Uyuşmazlık, davacıların ortağı olduğu ….. İhracat Tic. Ltd. Şti.’nin davalının kötü yönetiminden kaynaklı zarara sebebiyet verip vermediğinin tespiti ile sorumlular ve sorumluluk oranlarının tespiti ile verilen zararın sorumlulardan tazmini talebinden ibarettir.
Mahkememizce uyuşmazlığın çözümü adına tarafların göstermiş olduğu tanıkların beyanına başvurulmuş ve tarafların sunmuşu olduğu kayıtlar ve dava dışı şirketin ticari kayıt ve belgeleri üzerinde teknik bilirkişiler eliyle incelemeler yaptırılmış ve bu konuda hazırlanan kök ve ek raporlar dosya arasına alınmıştır.
Dava dışı ….. İhracat Tic. Ltd. Şti.’nin ticaret sici kayıtları uyarınca; davacılar … ve … ile davalı …’un …. Şirketinin kurucu ortaklarından olduğu, şirketin 2005 yılında kurulduğu, kuruluşunda şirketin müdürlerinin ve temsile yetkili kişilerin … ve … olduğu, 11/06/2008 tarihli ortaklar kurulu kararı ile 10 yıllığına … ve …’un şirket müdürlüğüne ve temsiline seçildiği anlaşılmıştır.

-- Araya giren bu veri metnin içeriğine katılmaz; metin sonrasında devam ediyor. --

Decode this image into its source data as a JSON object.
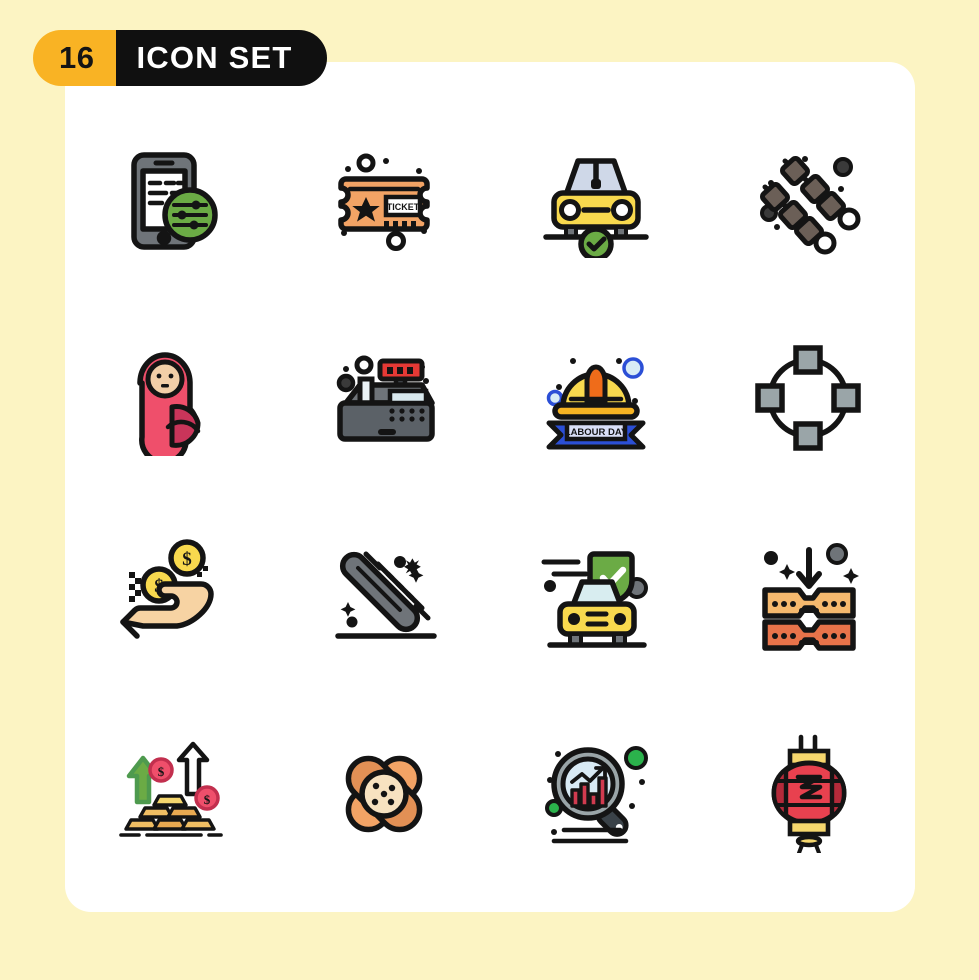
{
  "header": {
    "count": "16",
    "title": "ICON SET"
  },
  "colors": {
    "page_background": "#FCF4C3",
    "card_background": "#FFFFFF",
    "badge_count_bg": "#F9B324",
    "badge_title_bg": "#101010",
    "badge_title_text": "#FFFFFF",
    "outline": "#141414",
    "green": "#6BAB45",
    "green_dark": "#4E9A4E",
    "yellow": "#F8D94E",
    "orange": "#F2A365",
    "orange_deep": "#E8734A",
    "pink": "#EF4F6B",
    "blue": "#2B4FD6",
    "grey": "#6F7479",
    "grey_light": "#9AA5A8",
    "red": "#DD3E4E"
  },
  "grid": {
    "rows": 4,
    "columns": 4
  },
  "icons": [
    {
      "index": 1,
      "name": "mobile-settings-icon",
      "label": "Mobile Settings",
      "row": 1,
      "col": 1
    },
    {
      "index": 2,
      "name": "ticket-icon",
      "label": "Ticket",
      "row": 1,
      "col": 2,
      "text": "TICKET"
    },
    {
      "index": 3,
      "name": "car-approved-icon",
      "label": "Car Approved",
      "row": 1,
      "col": 3
    },
    {
      "index": 4,
      "name": "skewers-icon",
      "label": "Skewers",
      "row": 1,
      "col": 4
    },
    {
      "index": 5,
      "name": "swaddled-baby-icon",
      "label": "Swaddled Baby",
      "row": 2,
      "col": 1
    },
    {
      "index": 6,
      "name": "cash-register-icon",
      "label": "Cash Register",
      "row": 2,
      "col": 2
    },
    {
      "index": 7,
      "name": "labour-day-helmet-icon",
      "label": "Labour Day Helmet",
      "row": 2,
      "col": 3,
      "text": "LABOUR DAY"
    },
    {
      "index": 8,
      "name": "vector-path-nodes-icon",
      "label": "Vector Path Nodes",
      "row": 2,
      "col": 4
    },
    {
      "index": 9,
      "name": "hand-receiving-coins-icon",
      "label": "Hand Receiving Coins",
      "row": 3,
      "col": 1,
      "text": "$"
    },
    {
      "index": 10,
      "name": "rake-icon",
      "label": "Rake",
      "row": 3,
      "col": 2
    },
    {
      "index": 11,
      "name": "car-insurance-icon",
      "label": "Car Insurance",
      "row": 3,
      "col": 3
    },
    {
      "index": 12,
      "name": "press-layers-icon",
      "label": "Press Layers",
      "row": 3,
      "col": 4
    },
    {
      "index": 13,
      "name": "gold-bars-growth-icon",
      "label": "Gold Bars Growth",
      "row": 4,
      "col": 1,
      "text": "$"
    },
    {
      "index": 14,
      "name": "crossed-bandages-icon",
      "label": "Crossed Bandages",
      "row": 4,
      "col": 2
    },
    {
      "index": 15,
      "name": "market-analysis-icon",
      "label": "Market Analysis",
      "row": 4,
      "col": 3
    },
    {
      "index": 16,
      "name": "chinese-lantern-icon",
      "label": "Chinese Lantern",
      "row": 4,
      "col": 4
    }
  ]
}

Davacılar tarafından hükmedilecek tazminatın şirkete ödenmesi talebi açık olarak ifade edilmese de hukuki niteliği itibarıyla pay sahiplerinin dolayısıyla zararına istinaden açılmış bir sorumluluk davasıdır. Zira davacılar doğrudan zarara uğradıklarına dair bir iddia ileri sürmeyip kötü yönetime dayalı olarak şirketin zararının tespitini talep etmektedirler. Şirketin doğrudan zararı ortaklar tarafından da talep edilebilir, ancak bu durumda hükmedilecek tazminatın davacı ortağa değil dava dışı şirkete ödenmesine hükmedilir. Dolayısıyla davacıların zarar gören ortak sıfatıyla şirketin uğradığı zararın tazminini talep etmek üzere dava açma ehliyetleri bulunmaktadır.

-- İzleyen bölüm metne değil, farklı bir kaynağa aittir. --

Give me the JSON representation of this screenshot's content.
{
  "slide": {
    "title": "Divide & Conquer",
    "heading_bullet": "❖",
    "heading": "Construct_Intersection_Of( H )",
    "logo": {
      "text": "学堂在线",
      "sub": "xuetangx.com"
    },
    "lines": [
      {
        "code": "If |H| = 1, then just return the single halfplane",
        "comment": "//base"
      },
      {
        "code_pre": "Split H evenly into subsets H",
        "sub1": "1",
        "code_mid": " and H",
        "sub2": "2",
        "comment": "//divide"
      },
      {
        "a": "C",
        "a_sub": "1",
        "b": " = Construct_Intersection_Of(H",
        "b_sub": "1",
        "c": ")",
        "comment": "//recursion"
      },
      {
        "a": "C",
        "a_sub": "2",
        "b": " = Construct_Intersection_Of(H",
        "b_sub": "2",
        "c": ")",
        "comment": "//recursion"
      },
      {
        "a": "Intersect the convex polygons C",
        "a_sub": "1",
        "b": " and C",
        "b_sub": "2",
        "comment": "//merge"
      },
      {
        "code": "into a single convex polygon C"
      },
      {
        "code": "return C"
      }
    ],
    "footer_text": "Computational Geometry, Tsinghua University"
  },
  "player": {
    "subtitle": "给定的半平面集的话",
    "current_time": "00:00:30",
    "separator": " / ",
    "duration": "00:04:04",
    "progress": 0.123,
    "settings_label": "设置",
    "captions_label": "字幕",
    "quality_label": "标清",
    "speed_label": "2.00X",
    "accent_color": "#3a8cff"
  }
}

TTK yönetim kurulu üyelerinin sorumluluğuna tabi olacak kimseleri belirlediği 553. maddesinde “kurucular, yönetim kurulu üyeleri, yöneticiler ve tasfiye memurları” ifadesini kullanmıştır. Limited şirketlerde müdürler şirketin idare ve temsile yetkili organı sıfatıyla sorumluluk hükümlerine tabidirler. Somut olayda dava dışı Paktaş şirketinin 2008/01 karar numaralı, 11/06/2008 tarihli ortaklar kurulu kararı ile davalı … 10 yıl süre şirket müdürü olarak tayin edilmiş olduğundan, kendisine pasif husumet yöneltilmesi mümkündür.
Bu açıklamlar ışığında, iş bu davada TTK md. 644 atfına istinaden TTK md. 553 vd. hükümleri uyarınca aktif ve pasif husumet ehliyetinin bulunduğu anlaşılmıştır.

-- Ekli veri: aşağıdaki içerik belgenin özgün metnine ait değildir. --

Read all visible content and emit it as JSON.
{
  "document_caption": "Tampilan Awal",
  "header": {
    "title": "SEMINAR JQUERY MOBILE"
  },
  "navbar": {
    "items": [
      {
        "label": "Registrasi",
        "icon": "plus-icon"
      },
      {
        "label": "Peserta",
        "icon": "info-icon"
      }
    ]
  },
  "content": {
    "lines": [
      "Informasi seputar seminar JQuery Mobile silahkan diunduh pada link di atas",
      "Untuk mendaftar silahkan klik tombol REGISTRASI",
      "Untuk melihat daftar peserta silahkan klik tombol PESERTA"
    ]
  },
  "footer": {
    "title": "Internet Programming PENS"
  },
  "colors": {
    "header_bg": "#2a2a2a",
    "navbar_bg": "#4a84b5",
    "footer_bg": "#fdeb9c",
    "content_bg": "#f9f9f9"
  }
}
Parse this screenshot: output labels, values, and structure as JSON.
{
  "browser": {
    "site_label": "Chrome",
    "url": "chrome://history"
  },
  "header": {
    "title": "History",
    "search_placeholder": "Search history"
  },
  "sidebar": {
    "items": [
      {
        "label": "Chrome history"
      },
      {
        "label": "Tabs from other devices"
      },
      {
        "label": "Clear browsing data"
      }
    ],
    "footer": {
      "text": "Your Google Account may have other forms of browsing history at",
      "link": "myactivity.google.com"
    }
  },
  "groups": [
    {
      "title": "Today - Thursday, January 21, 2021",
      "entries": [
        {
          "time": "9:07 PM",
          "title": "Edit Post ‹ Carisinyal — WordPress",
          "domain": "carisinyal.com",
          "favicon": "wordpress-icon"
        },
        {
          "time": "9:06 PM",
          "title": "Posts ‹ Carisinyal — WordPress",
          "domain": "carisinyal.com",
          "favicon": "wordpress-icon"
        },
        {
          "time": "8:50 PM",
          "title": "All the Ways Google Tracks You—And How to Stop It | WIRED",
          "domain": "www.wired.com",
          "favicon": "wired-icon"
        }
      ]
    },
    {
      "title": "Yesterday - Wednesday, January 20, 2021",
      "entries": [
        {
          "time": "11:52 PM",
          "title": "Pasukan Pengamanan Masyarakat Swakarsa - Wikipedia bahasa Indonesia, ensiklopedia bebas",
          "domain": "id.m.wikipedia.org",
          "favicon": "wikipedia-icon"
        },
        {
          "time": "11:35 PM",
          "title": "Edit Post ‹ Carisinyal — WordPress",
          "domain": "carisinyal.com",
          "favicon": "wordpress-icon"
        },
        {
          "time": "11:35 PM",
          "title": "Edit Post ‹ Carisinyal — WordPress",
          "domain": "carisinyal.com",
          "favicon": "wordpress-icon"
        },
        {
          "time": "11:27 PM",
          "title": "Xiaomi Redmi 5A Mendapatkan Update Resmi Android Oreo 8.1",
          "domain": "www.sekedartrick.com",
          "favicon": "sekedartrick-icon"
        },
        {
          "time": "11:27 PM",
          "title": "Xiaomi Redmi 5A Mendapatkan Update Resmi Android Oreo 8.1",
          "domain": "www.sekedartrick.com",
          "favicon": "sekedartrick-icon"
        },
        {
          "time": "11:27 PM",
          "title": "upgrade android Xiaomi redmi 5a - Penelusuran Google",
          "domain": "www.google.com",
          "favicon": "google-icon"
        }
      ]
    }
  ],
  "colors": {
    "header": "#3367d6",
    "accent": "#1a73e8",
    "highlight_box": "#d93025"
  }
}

Esas yönünden yapılan inceleme değerlendirme uyarınca; BK md. 49 ve 114/2 uyarınca davalı yöneticinin hukuki sorumluluğunun doğması için dört şartın gerçekleşmesi gerekir. Bunlar, zarar, hukuka aykırılık, kusur ve illiyet bağıdır. Yönetim kurulu üyelerinin veya limited şirketlerde müdürlerin sorumluluğu ile amaçlanan, zarar verene isnat edilebilecek ve onun hukuk düzenince onaylanmayan bir davranışından kaynaklanan zararın giderilmesidir. Sorumluluğu düzenleyen TTK’mn 553. maddesine göre yönetim kurulu üyeleri, kanundan ve esas sözleşmeden doğan yükümlülüklerini kusurlarıyla ihlal ettikleri takdirde, hem şirkete hem pay sahiplerine hem de şirket alacaklılarına karşı verdikleri zarardan sorumludurlar. Bu hüküm uyarınca yönetim kurulu üyelerinin TTK’na istinaden hukuki sorumluluklarına hükmedilebilmesi için zarar, kanuna veya esas sözleşmeye aykırılık, kusur ve illiyet bağı koşullannın gerçekleşmiş olması gerekir.
Bu tespitler ışığında somut olayda dava dışı ….. ve İhracat Ticaret Ltd. Şti.’nin 2008-2016 yılları arasında finansal yönden bir sıkıntı içerisinde olmadığı, 2016 yılında özsermayesinin 375.000,00-TL ödenmeyen sermaye tutarlarına rağmen 500.000,00-TL sermayenin üzerinde olduğu, 2009-2016 bilançolarında yıl sonunda kısa veya uzun vadeli banka kredisinin yer almadığı, 2008-2016 arasında geçen (8) yıllık döneminde gerçekleşen Brüt Satış Karı/Net Satışlar, Faaliyet Karı/Net Satışlar ve Net Kar/Ödenmiş Sermaye oranları sektör normallerinin üstünde gerçekleşmiş olduğu, dolayısıyla davalı …’un 6102 sayılı TTK.m.644 yollamasıyla, TTK.m.553 hükmü yönünden, şirket müdürü sıfatıyla sorumlu tutulabilmesi için gerekli kanuni ve akdi şartların oluşmadığı takdir ve sonucuna varılmıştır.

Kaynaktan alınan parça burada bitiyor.